Sounds of the Sea: The natural and not-so-natural sounds of the ocean

If you’ve ever been swimming in the ocean, you know that seeing underwater is a lot different than on land. Light isn’t able to penetrate into the depths of the ocean, so even on shallow dives everything looks darker and certain wavelengths of light are absorbed more by water, so colors are not as vibrant. On land, our vision can tell us a lot – in the water, it can really only tell us about our immediate surroundings.

Light isn’t able to reach much of the world’s oceans. Because of this, many marine species rely on sound for communication and navigation. Image courtesy of NOAA Ocean Services.

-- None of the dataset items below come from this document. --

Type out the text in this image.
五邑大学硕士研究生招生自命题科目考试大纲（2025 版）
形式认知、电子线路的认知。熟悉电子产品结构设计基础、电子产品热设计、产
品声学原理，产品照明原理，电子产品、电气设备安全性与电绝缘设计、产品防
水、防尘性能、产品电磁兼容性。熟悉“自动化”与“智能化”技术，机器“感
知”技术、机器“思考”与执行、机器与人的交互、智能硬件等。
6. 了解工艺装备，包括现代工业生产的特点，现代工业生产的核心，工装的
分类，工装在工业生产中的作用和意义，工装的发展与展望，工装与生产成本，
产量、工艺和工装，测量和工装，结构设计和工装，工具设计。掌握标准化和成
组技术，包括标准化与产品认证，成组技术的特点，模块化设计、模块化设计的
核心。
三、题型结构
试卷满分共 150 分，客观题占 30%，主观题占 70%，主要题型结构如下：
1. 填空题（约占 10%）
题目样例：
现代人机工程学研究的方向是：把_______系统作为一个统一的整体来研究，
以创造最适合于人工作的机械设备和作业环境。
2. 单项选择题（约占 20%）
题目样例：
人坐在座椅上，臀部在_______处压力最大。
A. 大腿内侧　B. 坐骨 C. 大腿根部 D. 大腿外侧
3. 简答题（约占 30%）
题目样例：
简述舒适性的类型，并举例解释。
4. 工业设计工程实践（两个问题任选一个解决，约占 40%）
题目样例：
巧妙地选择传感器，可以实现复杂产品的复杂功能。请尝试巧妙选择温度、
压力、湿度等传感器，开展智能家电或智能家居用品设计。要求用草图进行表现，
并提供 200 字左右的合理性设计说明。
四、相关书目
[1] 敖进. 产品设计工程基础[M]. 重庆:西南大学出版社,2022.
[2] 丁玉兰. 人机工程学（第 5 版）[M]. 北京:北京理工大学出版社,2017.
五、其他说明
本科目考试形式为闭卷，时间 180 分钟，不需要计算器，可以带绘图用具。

Because of this, in most marine animals, vision is not relied upon as the primary sensory system, as it is in many terrestrial species. Instead, hearing is widely used by marine species to interpret the world around them. In fact, studies have shown that whales have 2-3 times as many fibers in their auditory nerve and 2-3 times fewer fibers in their optic nerve when compared to terrestrial animals. This represents a greater investment in audition than other sensory systems.

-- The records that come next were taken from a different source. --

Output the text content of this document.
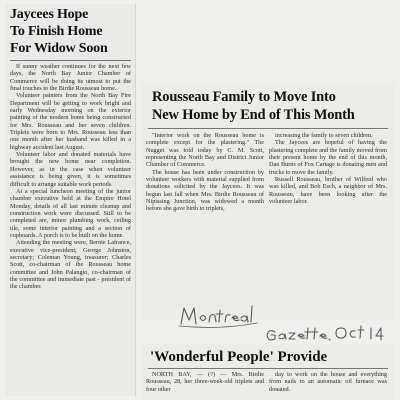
Jaycees Hope
To Finish Home
For Widow Soon

If sunny weather continues for the next few days, the North Bay Junior Chamber of Commerce will be doing its utmost to put the final touches to the Birdie Rousseau home.

Volunteer painters from the North Bay Fire Department will be getting to work bright and early Wednesday morning on the exterior painting of the modern home being constructed for Mrs. Rousseau and her seven children. Triplets were born to Mrs. Rousseau less than one month after her husband was killed in a highway accident last August.

Volunteer labor and donated materials have brought the new home near completion. However, as in the case when volunteer assistance is being given, it is sometimes difficult to arrange suitable work periods.

At a special luncheon meeting of the junior chamber executive held at the Empire Hotel Monday, details of all last minute cleanup and construction work were discussed. Still to be completed are, minor plumbing work, ceiling tile, some interior painting and a section of cupboards. A porch is to be built on the home.

Attending the meeting were, Bernie Lafrance, executive vice-president; George Johnston, secretary; Coleman Young, treasurer; Charles Scott, co-chairman of the Rousseau home committee and John Palangio, co-chairman of the committee and immediate past - president of the chamber.

Rousseau Family to Move Into
New Home by End of This Month

"Interior work on the Rousseau home is complete except for the plastering." The Nugget was told today by C. M. Scott, representing the North Bay and District Junior Chamber of Commerce.

The house has been under construction by volunteer workers with material supplied from donations solicited by the Jaycees. It was begun last fall when Mrs. Birdie Rousseau of Nipissing Junction, was widowed a month before she gave birth to triplets,

increasing the family to seven children.

The Jaycees are hopeful of having the plastering complete and the family moved from their present home by the end of this month, Dan Burns of Fox Cartage is donating men and trucks to move the family.

Russell Rousseau, brother of Wilfred who was killed, and Bob Esch, a neighbor of Mrs. Rousseau, have been looking after the volunteer labor.

'Wonderful People' Provide

NORTH BAY, — (?) — Mrs. Birdie Rousseau, 28, her three-week-old triplets and four other

day to work on the house and everything from nails to an automatic oil furnace was donated.
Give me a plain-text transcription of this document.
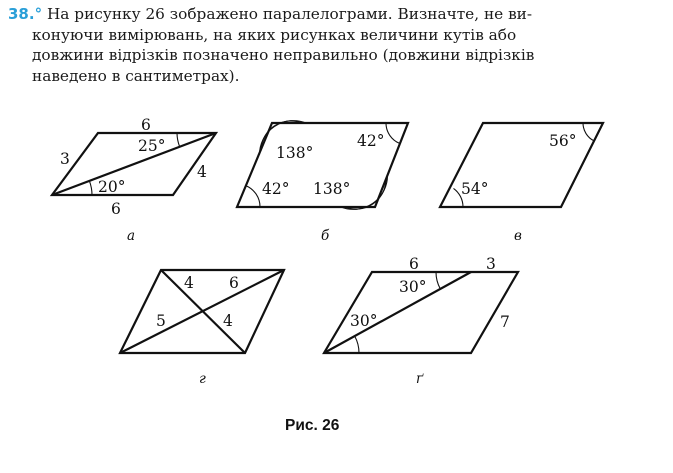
38.° На рисунку 26 зображено паралелограми. Визначте, не ви-
конуючи вимірювань, на яких рисунках величини кутів або
довжини відрізків позначено неправильно (довжини відрізків
наведено в сантиметрах).
6
3
25°
4
20°
6
а
138°
42°
42° 138°
б
56°
54°
в
4 6
5	4
г
6	3
30°
30°	7
ґ
Рис. 26
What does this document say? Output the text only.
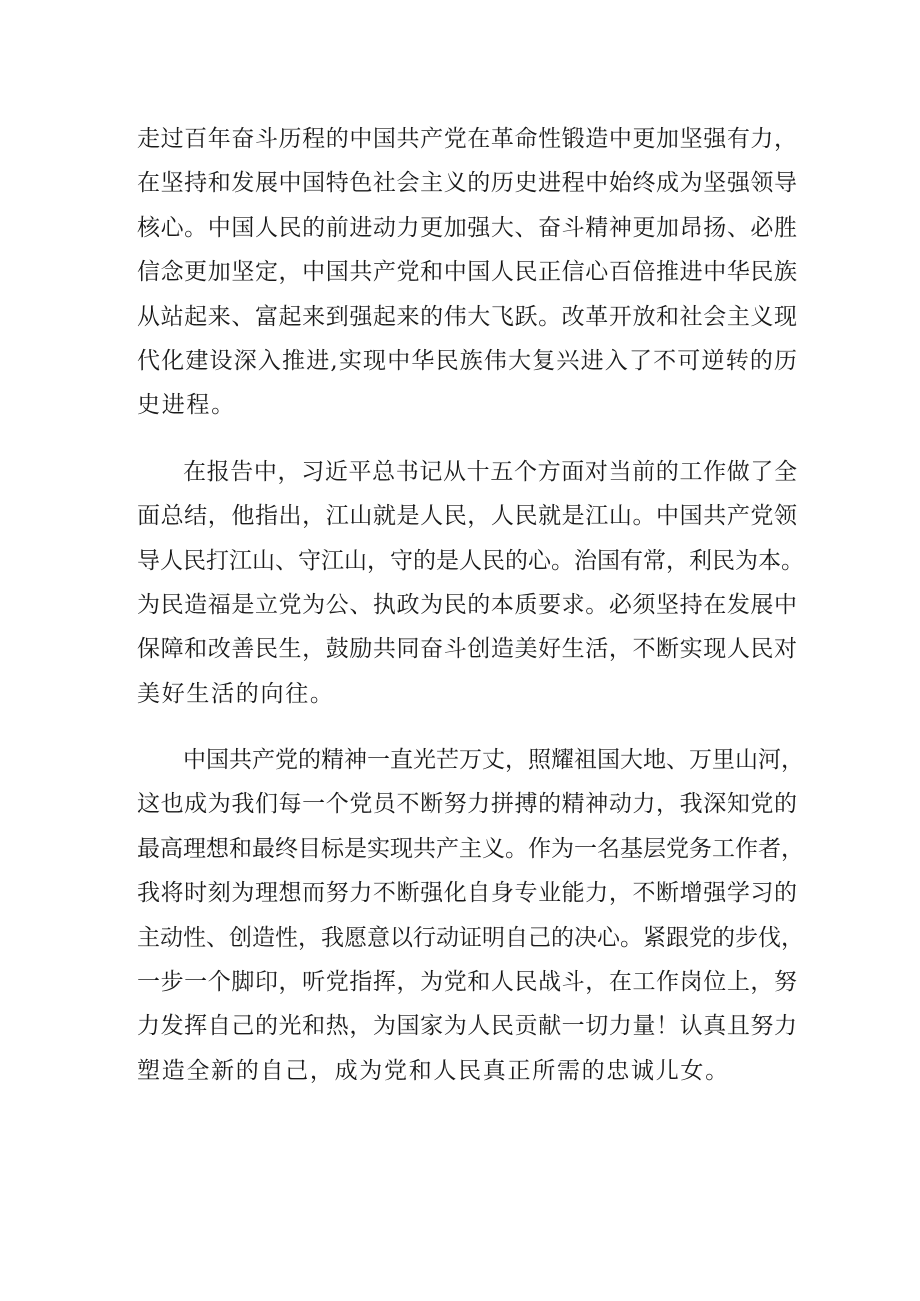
走过百年奋斗历程的中国共产党在革命性锻造中更加坚强有力，
在坚持和发展中国特色社会主义的历史进程中始终成为坚强领导
核心。中国人民的前进动力更加强大、奋斗精神更加昂扬、必胜
信念更加坚定，中国共产党和中国人民正信心百倍推进中华民族
从站起来、富起来到强起来的伟大飞跃。改革开放和社会主义现
代化建设深入推进,实现中华民族伟大复兴进入了不可逆转的历
史进程。
在报告中，习近平总书记从十五个方面对当前的工作做了全
面总结，他指出，江山就是人民，人民就是江山。中国共产党领
导人民打江山、守江山，守的是人民的心。治国有常，利民为本。
为民造福是立党为公、执政为民的本质要求。必须坚持在发展中
保障和改善民生，鼓励共同奋斗创造美好生活，不断实现人民对
美好生活的向往。
中国共产党的精神一直光芒万丈，照耀祖国大地、万里山河，
这也成为我们每一个党员不断努力拼搏的精神动力，我深知党的
最高理想和最终目标是实现共产主义。作为一名基层党务工作者，
我将时刻为理想而努力不断强化自身专业能力，不断增强学习的
主动性、创造性，我愿意以行动证明自己的决心。紧跟党的步伐，
一步一个脚印，听党指挥，为党和人民战斗，在工作岗位上，努
力发挥自己的光和热，为国家为人民贡献一切力量！认真且努力
塑造全新的自己，成为党和人民真正所需的忠诚儿女。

To learn more about how sound travels in the ocean and why this makes it a favored sensory method, check out this Kraken & Friends post.

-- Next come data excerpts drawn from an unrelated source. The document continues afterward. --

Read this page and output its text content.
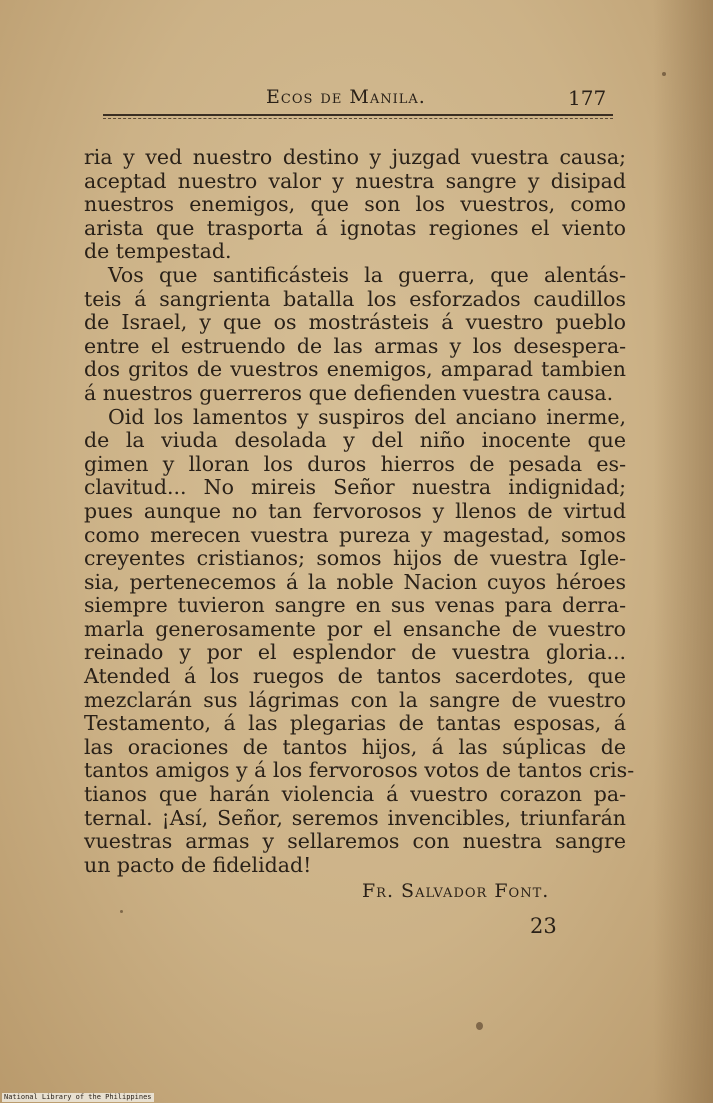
Ecos de Manila.	177
ria y ved nuestro destino y juzgad vuestra causa;
aceptad nuestro valor y nuestra sangre y disipad
nuestros enemigos, que son los vuestros, como
arista que trasporta á ignotas regiones el viento
de tempestad.
Vos que santificásteis la guerra, que alentás-
teis á sangrienta batalla los esforzados caudillos
de Israel, y que os mostrásteis á vuestro pueblo
entre el estruendo de las armas y los desespera-
dos gritos de vuestros enemigos, amparad tambien
á nuestros guerreros que defienden vuestra causa.
Oid los lamentos y suspiros del anciano inerme,
de la viuda desolada y del niño inocente que
gimen y lloran los duros hierros de pesada es-
clavitud... No mireis Señor nuestra indignidad;
pues aunque no tan fervorosos y llenos de virtud
como merecen vuestra pureza y magestad, somos
creyentes cristianos; somos hijos de vuestra Igle-
sia, pertenecemos á la noble Nacion cuyos héroes
siempre tuvieron sangre en sus venas para derra-
marla generosamente por el ensanche de vuestro
reinado y por el esplendor de vuestra gloria...
Atended á los ruegos de tantos sacerdotes, que
mezclarán sus lágrimas con la sangre de vuestro
Testamento, á las plegarias de tantas esposas, á
las oraciones de tantos hijos, á las súplicas de
tantos amigos y á los fervorosos votos de tantos cris-
tianos que harán violencia á vuestro corazon pa-
ternal. ¡Así, Señor, seremos invencibles, triunfarán
vuestras armas y sellaremos con nuestra sangre
un pacto de fidelidad!
Fr. Salvador Font.
23
National Library of the Philippines
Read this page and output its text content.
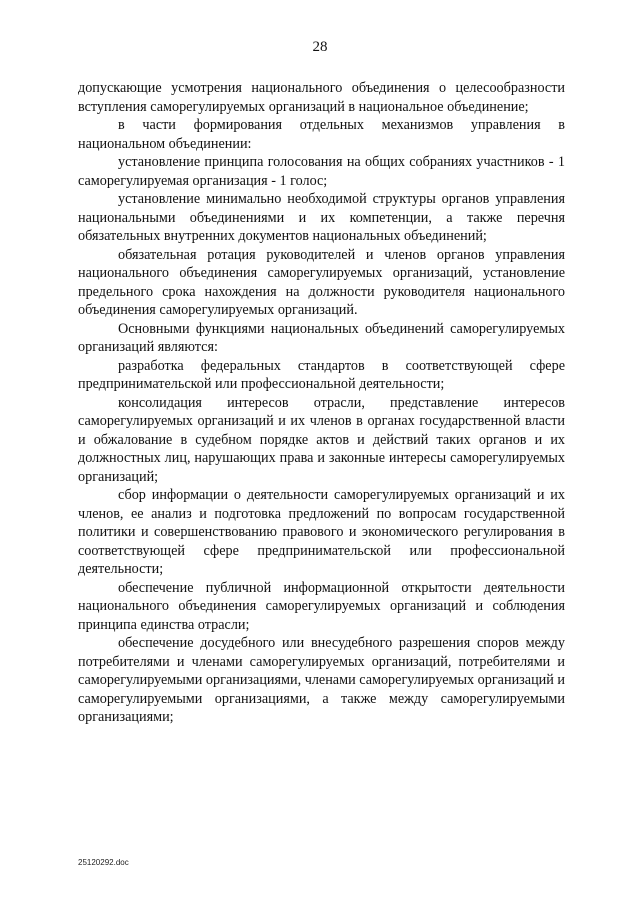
28

допускающие усмотрения национального объединения о целесообразности вступления саморегулируемых организаций в национальное объединение;

в части формирования отдельных механизмов управления в национальном объединении:

установление принципа голосования на общих собраниях участников - 1 саморегулируемая организация - 1 голос;

установление минимально необходимой структуры органов управления национальными объединениями и их компетенции, а также перечня обязательных внутренних документов национальных объединений;

обязательная ротация руководителей и членов органов управления национального объединения саморегулируемых организаций, установление предельного срока нахождения на должности руководителя национального объединения саморегулируемых организаций.

Основными функциями национальных объединений саморегулируемых организаций являются:

разработка федеральных стандартов в соответствующей сфере предпринимательской или профессиональной деятельности;

консолидация интересов отрасли, представление интересов саморегулируемых организаций и их членов в органах государственной власти и обжалование в судебном порядке актов и действий таких органов и их должностных лиц, нарушающих права и законные интересы саморегулируемых организаций;

сбор информации о деятельности саморегулируемых организаций и их членов, ее анализ и подготовка предложений по вопросам государственной политики и совершенствованию правового и экономического регулирования в соответствующей сфере предпринимательской или профессиональной деятельности;

обеспечение публичной информационной открытости деятельности национального объединения саморегулируемых организаций и соблюдения принципа единства отрасли;

обеспечение досудебного или внесудебного разрешения споров между потребителями и членами саморегулируемых организаций, потребителями и саморегулируемыми организациями, членами саморегулируемых организаций и саморегулируемыми организациями, а также между саморегулируемыми организациями;

25120292.doc
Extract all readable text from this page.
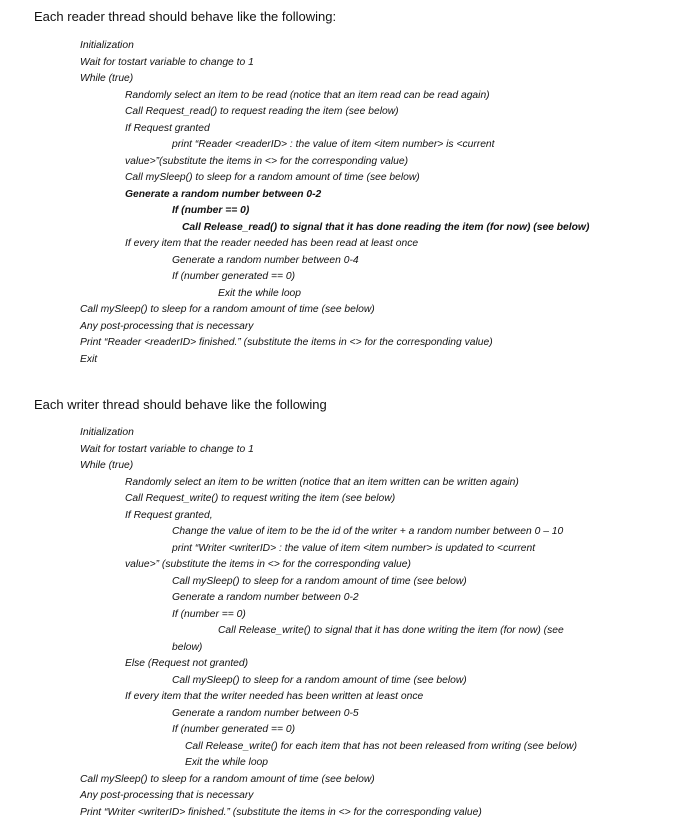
Each reader thread should behave like the following:
Initialization
Wait for tostart variable to change to 1
While (true)
Randomly select an item to be read (notice that an item read can be read again)
Call Request_read() to request reading the item (see below)
If Request granted
print “Reader <readerID> : the value of item <item number> is <current
value>”(substitute the items in <> for the corresponding value)
Call mySleep() to sleep for a random amount of time (see below)
Generate a random number between 0-2
If (number == 0)
Call Release_read() to signal that it has done reading the item (for now) (see below)
If every item that the reader needed has been read at least once
Generate a random number between 0-4
If (number generated == 0)
Exit the while loop
Call mySleep() to sleep for a random amount of time (see below)
Any post-processing that is necessary
Print “Reader <readerID> finished.” (substitute the items in <> for the corresponding value)
Exit
Each writer thread should behave like the following
Initialization
Wait for tostart variable to change to 1
While (true)
Randomly select an item to be written (notice that an item written can be written again)
Call Request_write() to request writing the item (see below)
If Request granted,
Change the value of item to be the id of the writer + a random number between 0 – 10
print “Writer <writerID> : the value of item <item number> is updated to <current
value>” (substitute the items in <> for the corresponding value)
Call mySleep() to sleep for a random amount of time (see below)
Generate a random number between 0-2
If (number == 0)
Call Release_write() to signal that it has done writing the item (for now) (see
below)
Else (Request not granted)
Call mySleep() to sleep for a random amount of time (see below)
If every item that the writer needed has been written at least once
Generate a random number between 0-5
If (number generated == 0)
Call Release_write() for each item that has not been released from writing (see below)
Exit the while loop
Call mySleep() to sleep for a random amount of time (see below)
Any post-processing that is necessary
Print “Writer <writerID> finished.” (substitute the items in <> for the corresponding value)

All animals face similar problems in nature: reproducing, avoiding predators, finding food and navigation. Marine species are able to use sound for each of these purposes:

  • Low frequency whale calls can travel hundreds to thousands of miles. This type of long-distance communication is essential for species that are dispersed over large areas – where finding a mate isn’t always easy.
  • Social species use a variety of short-range calls to communicate within their social groups, including predator alarms and sexual advertisement.
  • Many toothed whales use sound to aid in navigation and finding food through echolocation.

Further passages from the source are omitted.